Regarding the relation between quantum mechanics and quantum field theory, you repeat some well-known trivial stuff, such as that time is absolute in quantum mechanics or that in relativistic quantum field theory we study functions of spacetime (x,t). However, nothing of these trivial stuff addresses the technical points stated in my previous posts, neither in the references cited in my own Essay. For instance, in my previous post, I remarked a very specific property of x where QM and QFT are clearly in contradiction, as is well-known, and even cited a standard textbook in QFT, where this contradiction is emphasized.
Dirac emphasized his disagreement because QED (QFT) was not compatible with QM. Dirac thoughts were given in my Essay and I partially quoted a relevant part in a previous post from mine. They key point here is that QFT does not reduce to QM, as Dirac stated and how has been rigorously proven in the references cited before. About other aspects of your post, the rest of references cited in my Essay give very detailed technical responses.
Effectively, as I have just emphasized "there exist limits where that discreteness is indistinguishable from a continuum", but this does not imply your claim that "classical physics is a myth". In fact, I am just saying the contrary than you! Classical physics is not myth, but a limiting case of quantum physics.

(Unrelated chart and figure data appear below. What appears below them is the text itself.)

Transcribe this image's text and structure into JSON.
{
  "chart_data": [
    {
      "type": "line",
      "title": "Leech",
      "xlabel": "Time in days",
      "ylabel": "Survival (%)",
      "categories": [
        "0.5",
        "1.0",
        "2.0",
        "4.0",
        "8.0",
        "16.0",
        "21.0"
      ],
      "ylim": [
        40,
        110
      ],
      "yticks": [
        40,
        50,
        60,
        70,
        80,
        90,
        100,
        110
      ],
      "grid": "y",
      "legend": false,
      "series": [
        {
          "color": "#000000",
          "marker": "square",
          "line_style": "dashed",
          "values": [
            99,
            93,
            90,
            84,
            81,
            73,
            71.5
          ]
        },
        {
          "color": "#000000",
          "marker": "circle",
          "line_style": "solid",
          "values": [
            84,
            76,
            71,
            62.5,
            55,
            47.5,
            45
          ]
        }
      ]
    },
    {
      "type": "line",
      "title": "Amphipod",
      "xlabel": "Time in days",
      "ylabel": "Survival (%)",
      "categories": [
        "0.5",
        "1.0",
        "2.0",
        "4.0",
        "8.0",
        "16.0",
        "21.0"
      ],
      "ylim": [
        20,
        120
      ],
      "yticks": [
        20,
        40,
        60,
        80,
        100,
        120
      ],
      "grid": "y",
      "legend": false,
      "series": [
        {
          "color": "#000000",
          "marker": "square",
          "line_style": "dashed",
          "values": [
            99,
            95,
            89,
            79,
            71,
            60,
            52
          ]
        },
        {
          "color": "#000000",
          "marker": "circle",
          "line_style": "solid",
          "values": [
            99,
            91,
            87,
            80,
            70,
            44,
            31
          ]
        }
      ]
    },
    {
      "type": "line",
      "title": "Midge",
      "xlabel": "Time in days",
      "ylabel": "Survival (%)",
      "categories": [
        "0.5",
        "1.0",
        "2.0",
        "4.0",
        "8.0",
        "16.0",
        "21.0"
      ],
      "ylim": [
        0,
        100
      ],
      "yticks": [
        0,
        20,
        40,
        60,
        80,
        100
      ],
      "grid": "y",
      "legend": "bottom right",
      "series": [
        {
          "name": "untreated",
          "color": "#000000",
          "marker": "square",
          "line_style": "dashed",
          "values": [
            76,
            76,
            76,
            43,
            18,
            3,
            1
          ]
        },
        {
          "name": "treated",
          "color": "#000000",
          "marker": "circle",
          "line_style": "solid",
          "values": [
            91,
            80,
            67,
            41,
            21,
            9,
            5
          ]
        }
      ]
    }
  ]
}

Your analysis of the car speedometer resembles the Schrödinger-cat paradox. This old paradox was based in a naive (without any mathematical rigor or experimental support) interpretation of the quantum theory, where a cat would be in some strange quantum superposition unless some physicist would look to it. But as our modern understanding of the quantum theory reflects, the cat will be classical even if no physicist is present at the lab. The same can be said about the car and the engineer. The car will be not classical or not according to engineer's boss choices about the number of decimal places in speedometer. With independence of the precision of the car's speedometer, this will be a classical car, not one in some weird quantum superposition between New York and Paris, for instance. The same argument hold for your appeal to bathroom scales; with independence of its precision, you will be not superposed between bathroom and kitchen.
You repeat your comments about QED being the most accurate physical theory ever developed, but again you omit the technical details. I already put your statement in a right context in my first post of day 16!

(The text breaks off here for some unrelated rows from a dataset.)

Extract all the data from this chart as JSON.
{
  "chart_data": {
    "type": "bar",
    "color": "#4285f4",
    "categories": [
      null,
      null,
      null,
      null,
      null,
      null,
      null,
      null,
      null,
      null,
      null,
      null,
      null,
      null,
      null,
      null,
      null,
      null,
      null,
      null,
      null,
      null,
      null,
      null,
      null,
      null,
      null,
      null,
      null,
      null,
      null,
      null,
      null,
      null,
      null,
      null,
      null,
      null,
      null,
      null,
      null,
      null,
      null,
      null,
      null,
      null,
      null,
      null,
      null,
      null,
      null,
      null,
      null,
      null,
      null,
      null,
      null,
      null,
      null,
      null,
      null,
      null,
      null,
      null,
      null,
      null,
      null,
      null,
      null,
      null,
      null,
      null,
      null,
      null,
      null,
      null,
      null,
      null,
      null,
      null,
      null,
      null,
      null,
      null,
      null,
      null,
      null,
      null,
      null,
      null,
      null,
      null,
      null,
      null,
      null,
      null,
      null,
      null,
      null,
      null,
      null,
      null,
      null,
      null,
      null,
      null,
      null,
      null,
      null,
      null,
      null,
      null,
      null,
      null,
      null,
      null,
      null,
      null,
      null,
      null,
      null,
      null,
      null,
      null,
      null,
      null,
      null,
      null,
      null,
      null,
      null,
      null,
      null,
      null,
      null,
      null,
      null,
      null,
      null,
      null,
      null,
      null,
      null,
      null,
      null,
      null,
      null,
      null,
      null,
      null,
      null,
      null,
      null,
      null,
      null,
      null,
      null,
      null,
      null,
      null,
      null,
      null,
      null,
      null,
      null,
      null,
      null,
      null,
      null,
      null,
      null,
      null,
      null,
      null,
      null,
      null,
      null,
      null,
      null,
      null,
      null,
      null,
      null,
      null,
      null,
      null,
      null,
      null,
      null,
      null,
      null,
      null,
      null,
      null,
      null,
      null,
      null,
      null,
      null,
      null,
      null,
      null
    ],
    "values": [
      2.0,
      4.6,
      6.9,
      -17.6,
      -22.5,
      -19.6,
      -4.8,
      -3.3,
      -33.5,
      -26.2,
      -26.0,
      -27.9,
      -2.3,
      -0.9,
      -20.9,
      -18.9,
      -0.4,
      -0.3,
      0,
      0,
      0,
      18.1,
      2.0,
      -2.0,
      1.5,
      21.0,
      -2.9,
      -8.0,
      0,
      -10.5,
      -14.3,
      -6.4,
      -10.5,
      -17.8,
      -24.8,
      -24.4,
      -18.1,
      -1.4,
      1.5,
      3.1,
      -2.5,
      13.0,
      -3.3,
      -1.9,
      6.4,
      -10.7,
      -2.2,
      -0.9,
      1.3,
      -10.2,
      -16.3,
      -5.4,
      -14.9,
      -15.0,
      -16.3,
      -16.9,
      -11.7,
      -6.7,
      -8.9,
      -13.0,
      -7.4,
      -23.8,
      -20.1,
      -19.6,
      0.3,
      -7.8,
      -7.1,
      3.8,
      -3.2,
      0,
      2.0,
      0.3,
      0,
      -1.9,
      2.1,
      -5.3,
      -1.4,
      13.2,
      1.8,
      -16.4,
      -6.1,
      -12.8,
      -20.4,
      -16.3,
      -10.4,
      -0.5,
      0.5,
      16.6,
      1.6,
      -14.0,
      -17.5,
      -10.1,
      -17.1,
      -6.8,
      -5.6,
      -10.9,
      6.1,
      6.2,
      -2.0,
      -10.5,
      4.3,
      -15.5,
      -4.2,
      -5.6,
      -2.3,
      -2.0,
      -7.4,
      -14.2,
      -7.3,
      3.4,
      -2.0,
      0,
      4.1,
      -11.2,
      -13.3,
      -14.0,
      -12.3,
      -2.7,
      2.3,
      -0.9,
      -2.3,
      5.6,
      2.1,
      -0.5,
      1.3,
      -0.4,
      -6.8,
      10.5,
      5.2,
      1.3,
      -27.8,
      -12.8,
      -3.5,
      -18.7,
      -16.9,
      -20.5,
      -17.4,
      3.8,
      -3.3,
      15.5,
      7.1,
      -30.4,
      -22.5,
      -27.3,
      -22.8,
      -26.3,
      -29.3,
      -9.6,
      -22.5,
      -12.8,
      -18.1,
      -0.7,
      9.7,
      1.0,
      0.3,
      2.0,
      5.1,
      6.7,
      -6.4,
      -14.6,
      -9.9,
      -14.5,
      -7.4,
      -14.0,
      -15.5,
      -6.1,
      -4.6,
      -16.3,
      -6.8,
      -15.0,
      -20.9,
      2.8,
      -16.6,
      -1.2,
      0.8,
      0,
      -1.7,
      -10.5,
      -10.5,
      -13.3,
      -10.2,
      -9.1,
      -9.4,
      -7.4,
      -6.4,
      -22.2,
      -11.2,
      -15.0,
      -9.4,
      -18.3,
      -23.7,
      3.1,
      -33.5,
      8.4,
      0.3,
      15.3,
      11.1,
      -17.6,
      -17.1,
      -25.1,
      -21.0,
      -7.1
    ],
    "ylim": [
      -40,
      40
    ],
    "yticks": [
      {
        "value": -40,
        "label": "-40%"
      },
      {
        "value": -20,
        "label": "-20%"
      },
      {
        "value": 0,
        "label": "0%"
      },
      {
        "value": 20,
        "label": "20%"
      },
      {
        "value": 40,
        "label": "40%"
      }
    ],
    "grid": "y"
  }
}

You add now that QED is "ultimately a discrete theory". But this is another exaggeration, because QED is a theory of quantum fields and the quantum fields are continuum objects (with continuum spectral decomposition and continuum basis). Moreover, QED also treats volume and others properties as a continuum.

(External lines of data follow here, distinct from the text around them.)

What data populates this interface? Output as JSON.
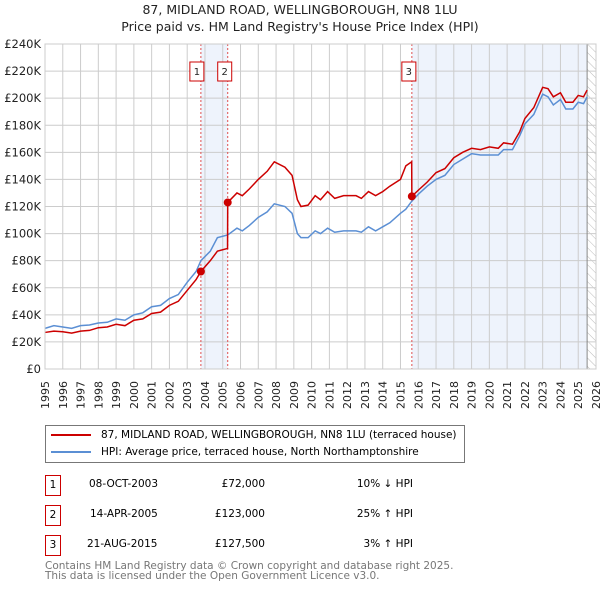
{
  "chart_data": {
    "type": "line",
    "title": "87, MIDLAND ROAD, WELLINGBOROUGH, NN8 1LU",
    "subtitle": "Price paid vs. HM Land Registry's House Price Index (HPI)",
    "xlim": [
      1995,
      2026
    ],
    "ylim": [
      0,
      240000
    ],
    "x_ticks": [
      "1995",
      "1996",
      "1997",
      "1998",
      "1999",
      "2000",
      "2001",
      "2002",
      "2003",
      "2004",
      "2005",
      "2006",
      "2007",
      "2008",
      "2009",
      "2010",
      "2011",
      "2012",
      "2013",
      "2014",
      "2015",
      "2016",
      "2017",
      "2018",
      "2019",
      "2020",
      "2021",
      "2022",
      "2023",
      "2024",
      "2025",
      "2026"
    ],
    "y_ticks": [
      "£0",
      "£20K",
      "£40K",
      "£60K",
      "£80K",
      "£100K",
      "£120K",
      "£140K",
      "£160K",
      "£180K",
      "£200K",
      "£220K",
      "£240K"
    ],
    "grid": true,
    "series": [
      {
        "name": "87, MIDLAND ROAD, WELLINGBOROUGH, NN8 1LU (terraced house)",
        "color": "#cc0000",
        "points": [
          [
            1995,
            27000
          ],
          [
            1995.5,
            28000
          ],
          [
            1996,
            27500
          ],
          [
            1996.5,
            26500
          ],
          [
            1997,
            28000
          ],
          [
            1997.5,
            28500
          ],
          [
            1998,
            30500
          ],
          [
            1998.5,
            31000
          ],
          [
            1999,
            33000
          ],
          [
            1999.5,
            32000
          ],
          [
            2000,
            36000
          ],
          [
            2000.5,
            37000
          ],
          [
            2001,
            41000
          ],
          [
            2001.5,
            42000
          ],
          [
            2002,
            47000
          ],
          [
            2002.5,
            50000
          ],
          [
            2003,
            58000
          ],
          [
            2003.5,
            66000
          ],
          [
            2003.77,
            72000
          ],
          [
            2004.3,
            80000
          ],
          [
            2004.7,
            87000
          ],
          [
            2005.27,
            89000
          ],
          [
            2005.28,
            123000
          ],
          [
            2005.8,
            130000
          ],
          [
            2006.1,
            128000
          ],
          [
            2006.5,
            133000
          ],
          [
            2007,
            140000
          ],
          [
            2007.5,
            146000
          ],
          [
            2007.9,
            153000
          ],
          [
            2008.5,
            149000
          ],
          [
            2008.9,
            143000
          ],
          [
            2009.2,
            125000
          ],
          [
            2009.4,
            120000
          ],
          [
            2009.8,
            121000
          ],
          [
            2010.2,
            128000
          ],
          [
            2010.5,
            125000
          ],
          [
            2010.9,
            131000
          ],
          [
            2011.3,
            126000
          ],
          [
            2011.8,
            128000
          ],
          [
            2012.5,
            128000
          ],
          [
            2012.8,
            126000
          ],
          [
            2013.2,
            131000
          ],
          [
            2013.6,
            128000
          ],
          [
            2014,
            131000
          ],
          [
            2014.4,
            135000
          ],
          [
            2015,
            140000
          ],
          [
            2015.3,
            150000
          ],
          [
            2015.63,
            153000
          ],
          [
            2015.64,
            127500
          ],
          [
            2016,
            132000
          ],
          [
            2016.5,
            138000
          ],
          [
            2017,
            145000
          ],
          [
            2017.5,
            148000
          ],
          [
            2018,
            156000
          ],
          [
            2018.5,
            160000
          ],
          [
            2019,
            163000
          ],
          [
            2019.5,
            162000
          ],
          [
            2020,
            164000
          ],
          [
            2020.5,
            163000
          ],
          [
            2020.8,
            167000
          ],
          [
            2021.3,
            166000
          ],
          [
            2021.7,
            175000
          ],
          [
            2022,
            185000
          ],
          [
            2022.5,
            193000
          ],
          [
            2023,
            208000
          ],
          [
            2023.3,
            207000
          ],
          [
            2023.6,
            201000
          ],
          [
            2024,
            204000
          ],
          [
            2024.3,
            197000
          ],
          [
            2024.7,
            197000
          ],
          [
            2025,
            202000
          ],
          [
            2025.3,
            201000
          ],
          [
            2025.5,
            206000
          ]
        ]
      },
      {
        "name": "HPI: Average price, terraced house, North Northamptonshire",
        "color": "#5b8fd4",
        "points": [
          [
            1995,
            30000
          ],
          [
            1995.5,
            32000
          ],
          [
            1996,
            31000
          ],
          [
            1996.5,
            30000
          ],
          [
            1997,
            32000
          ],
          [
            1997.5,
            32500
          ],
          [
            1998,
            34000
          ],
          [
            1998.5,
            34500
          ],
          [
            1999,
            37000
          ],
          [
            1999.5,
            36000
          ],
          [
            2000,
            40000
          ],
          [
            2000.5,
            41500
          ],
          [
            2001,
            46000
          ],
          [
            2001.5,
            47000
          ],
          [
            2002,
            52000
          ],
          [
            2002.5,
            55000
          ],
          [
            2003,
            64000
          ],
          [
            2003.5,
            72000
          ],
          [
            2003.77,
            80000
          ],
          [
            2004.3,
            87000
          ],
          [
            2004.7,
            97000
          ],
          [
            2005.28,
            99000
          ],
          [
            2005.8,
            104000
          ],
          [
            2006.1,
            102000
          ],
          [
            2006.5,
            106000
          ],
          [
            2007,
            112000
          ],
          [
            2007.5,
            116000
          ],
          [
            2007.9,
            122000
          ],
          [
            2008.5,
            120000
          ],
          [
            2008.9,
            115000
          ],
          [
            2009.2,
            100000
          ],
          [
            2009.4,
            97000
          ],
          [
            2009.8,
            97000
          ],
          [
            2010.2,
            102000
          ],
          [
            2010.5,
            100000
          ],
          [
            2010.9,
            104000
          ],
          [
            2011.3,
            101000
          ],
          [
            2011.8,
            102000
          ],
          [
            2012.5,
            102000
          ],
          [
            2012.8,
            101000
          ],
          [
            2013.2,
            105000
          ],
          [
            2013.6,
            102000
          ],
          [
            2014,
            105000
          ],
          [
            2014.4,
            108000
          ],
          [
            2015,
            115000
          ],
          [
            2015.3,
            118000
          ],
          [
            2015.64,
            124000
          ],
          [
            2016,
            129000
          ],
          [
            2016.5,
            135000
          ],
          [
            2017,
            140000
          ],
          [
            2017.5,
            143000
          ],
          [
            2018,
            151000
          ],
          [
            2018.5,
            155000
          ],
          [
            2019,
            159000
          ],
          [
            2019.5,
            158000
          ],
          [
            2020,
            158000
          ],
          [
            2020.5,
            158000
          ],
          [
            2020.8,
            162000
          ],
          [
            2021.3,
            162000
          ],
          [
            2021.7,
            172000
          ],
          [
            2022,
            181000
          ],
          [
            2022.5,
            188000
          ],
          [
            2023,
            203000
          ],
          [
            2023.3,
            201000
          ],
          [
            2023.6,
            195000
          ],
          [
            2024,
            199000
          ],
          [
            2024.3,
            192000
          ],
          [
            2024.7,
            192000
          ],
          [
            2025,
            197000
          ],
          [
            2025.3,
            196000
          ],
          [
            2025.5,
            201000
          ]
        ]
      }
    ],
    "sales": [
      {
        "id": "1",
        "x": 2003.77,
        "price": 72000
      },
      {
        "id": "2",
        "x": 2005.28,
        "price": 123000
      },
      {
        "id": "3",
        "x": 2015.64,
        "price": 127500
      }
    ],
    "shaded_ranges": [
      [
        2003.77,
        2005.28
      ],
      [
        2015.64,
        2025.5
      ]
    ],
    "hatched_after": 2025.5
  },
  "legend": {
    "property": "87, MIDLAND ROAD, WELLINGBOROUGH, NN8 1LU (terraced house)",
    "hpi": "HPI: Average price, terraced house, North Northamptonshire"
  },
  "transactions": [
    {
      "id": "1",
      "date": "08-OCT-2003",
      "price": "£72,000",
      "hpi": "10% ↓ HPI"
    },
    {
      "id": "2",
      "date": "14-APR-2005",
      "price": "£123,000",
      "hpi": "25% ↑ HPI"
    },
    {
      "id": "3",
      "date": "21-AUG-2015",
      "price": "£127,500",
      "hpi": "3% ↑ HPI"
    }
  ],
  "footer": {
    "line1": "Contains HM Land Registry data © Crown copyright and database right 2025.",
    "line2": "This data is licensed under the Open Government Licence v3.0."
  }
}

You are right on the existence of different views regarding history. However, not all the views are in the same footing (for instance, the view that Einstein played no role in the development of relativity is maintained by some very few historians, but their view is strongly rejected by the rest of historians). Regarding the history of the atomic theory, it is broadly accepted by historians of science (and I do not know anyone who disagree!) that chemists of the 18th and 19th were the first to develop a scientific theory where the Universe was considered to be composed of tiny particles called atoms. I have given arguments, the names of relevant scientists as Dalton, and how using this discrete model, they were able to explain empirical laws then without any explanation.
Moreover, as is well-known to historians of science, electricity was considered to be made of discrete negative particles before the 20th century:
"Now the most startling result of Faraday's Law is perhaps this. If we accept the hypothesis that the elementary substances are composed of atoms, we cannot avoid concluding that electricity also, positive as well as negative, is divided into definite elementary portions which behave like atoms of electricity."
Those discrete units of electricity were named "electrons" by physicist Stoney in the 19th, who added about his paper "On the Physical Units of Nature" the following: "I called attention to this minimum quantity of electricity as one of three physical units, the absolute amounts of which are furnished to us by Nature, and which may be made the basis of a complete body of systematic units in which there shall be nothing arbitrary".
As a conclusion, the affirmation done in your Essay on that everyone before the 20th century believed in a continuum Universe is one without historical basis.